16 Dec 2013

Essential reading for academic librarians: How Freshmen Conduct Course Research Once They Enter College

That's this report (not my blog post! :)). Last week saw the release of another excellent Project Information Literacy report: "Learning the Ropes: How Freshmen Conduct Course Research Once They Enter College,", which provides insight into how first year college students manage the transition to a complex and unfamiliar information environment. Although based on interviews and survey data from the US, many of the findings will likely be relevant across many academic settings.

Some of the challenges highlighted in the report which can contribute to a difficult transition for new students include:

The difference in scale between high school and college libraries (which may be up to a factor of twenty depending on the type of resource). From an Irish perspective, where there are in fact very few second level school libraries, I imagine this difference is even more pronounced. Indeed in some cases, students' only knowledge of a library prior to entering university may be from their experience using public libraries (if even this) .
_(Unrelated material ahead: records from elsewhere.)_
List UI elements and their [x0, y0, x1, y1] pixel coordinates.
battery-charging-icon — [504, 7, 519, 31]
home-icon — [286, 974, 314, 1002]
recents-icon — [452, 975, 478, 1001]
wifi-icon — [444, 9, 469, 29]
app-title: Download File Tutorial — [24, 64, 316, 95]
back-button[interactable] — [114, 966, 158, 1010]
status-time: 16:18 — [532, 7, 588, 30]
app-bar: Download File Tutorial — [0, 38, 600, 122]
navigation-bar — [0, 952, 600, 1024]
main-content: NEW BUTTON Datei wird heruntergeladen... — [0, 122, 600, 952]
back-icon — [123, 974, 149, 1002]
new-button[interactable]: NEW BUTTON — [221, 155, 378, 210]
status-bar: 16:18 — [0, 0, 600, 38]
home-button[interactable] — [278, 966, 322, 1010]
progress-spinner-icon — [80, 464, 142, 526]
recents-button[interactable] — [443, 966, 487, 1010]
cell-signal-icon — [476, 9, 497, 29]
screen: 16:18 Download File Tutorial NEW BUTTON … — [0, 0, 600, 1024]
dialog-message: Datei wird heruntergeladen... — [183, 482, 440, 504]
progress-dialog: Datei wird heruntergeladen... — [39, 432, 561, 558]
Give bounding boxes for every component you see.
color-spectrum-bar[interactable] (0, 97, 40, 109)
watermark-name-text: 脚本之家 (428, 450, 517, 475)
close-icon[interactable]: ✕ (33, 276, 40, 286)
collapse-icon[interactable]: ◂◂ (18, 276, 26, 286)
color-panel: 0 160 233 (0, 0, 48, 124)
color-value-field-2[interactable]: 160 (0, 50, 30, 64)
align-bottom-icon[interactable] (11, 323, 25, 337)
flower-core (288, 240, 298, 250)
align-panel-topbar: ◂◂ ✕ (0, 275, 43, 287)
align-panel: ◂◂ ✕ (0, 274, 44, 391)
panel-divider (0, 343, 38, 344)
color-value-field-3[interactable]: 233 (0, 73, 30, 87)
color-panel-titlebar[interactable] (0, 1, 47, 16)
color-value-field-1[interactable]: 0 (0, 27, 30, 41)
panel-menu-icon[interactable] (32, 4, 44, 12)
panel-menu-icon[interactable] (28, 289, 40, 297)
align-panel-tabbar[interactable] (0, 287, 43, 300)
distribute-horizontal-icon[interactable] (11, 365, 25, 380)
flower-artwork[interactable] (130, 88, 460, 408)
The most difficult research tasks related to online searching, with three quarters of the sample reporting difficulties selecting keywords, and over half finding themselves overburdened with large volumes of irrelevant information. Identifying and selecting potential sources was the third most frequent difficulty experienced by students. Devising effective search strategies for databases that are comprehensive but reasonably specific is not easy. Ask anyone who has ever undertaken a systematic review. But we need to remember that first year undergraduates are not writing a systematic review, they are finding their way around the landscape and learning as they go. They don't need every single paper, they need a few important and relevant ones, which (most importantly) they can evaluate, analyse, critique, synthesise and use with their own ideas and arguments.

It is not just finding information that is a problem however, with over 40% expressing difficulty in making sense of, and using, the information they had found. If we target our instruction solely at retrieving and extracting information, we may be showing our users where the door is, but still not giving them the key. After reading the report, I believe it points to a need to simplify a lot of what we offer to users. I think well-designed discovery tools and Google Scholar can work extremely well for transitioning undergraduates. They simplify the process of retrieval for students (and yes, they oversimplify it as well) in a way that looks and feels familiar, freeing up significant time for developing skills for evaluating, using and managing information. I know some librarians feel that encouraging students to use these tools somehow 'lessens' the value of library databases like JSTOR or Web of Science, but in reality it is simply exposing our subscription content in a new way.

For many undergraduates, the alternative to using discovery platforms and Google Scholar is not embracing half a dozen specialist databases and boolean logic, but rather switching off from library resources altogether.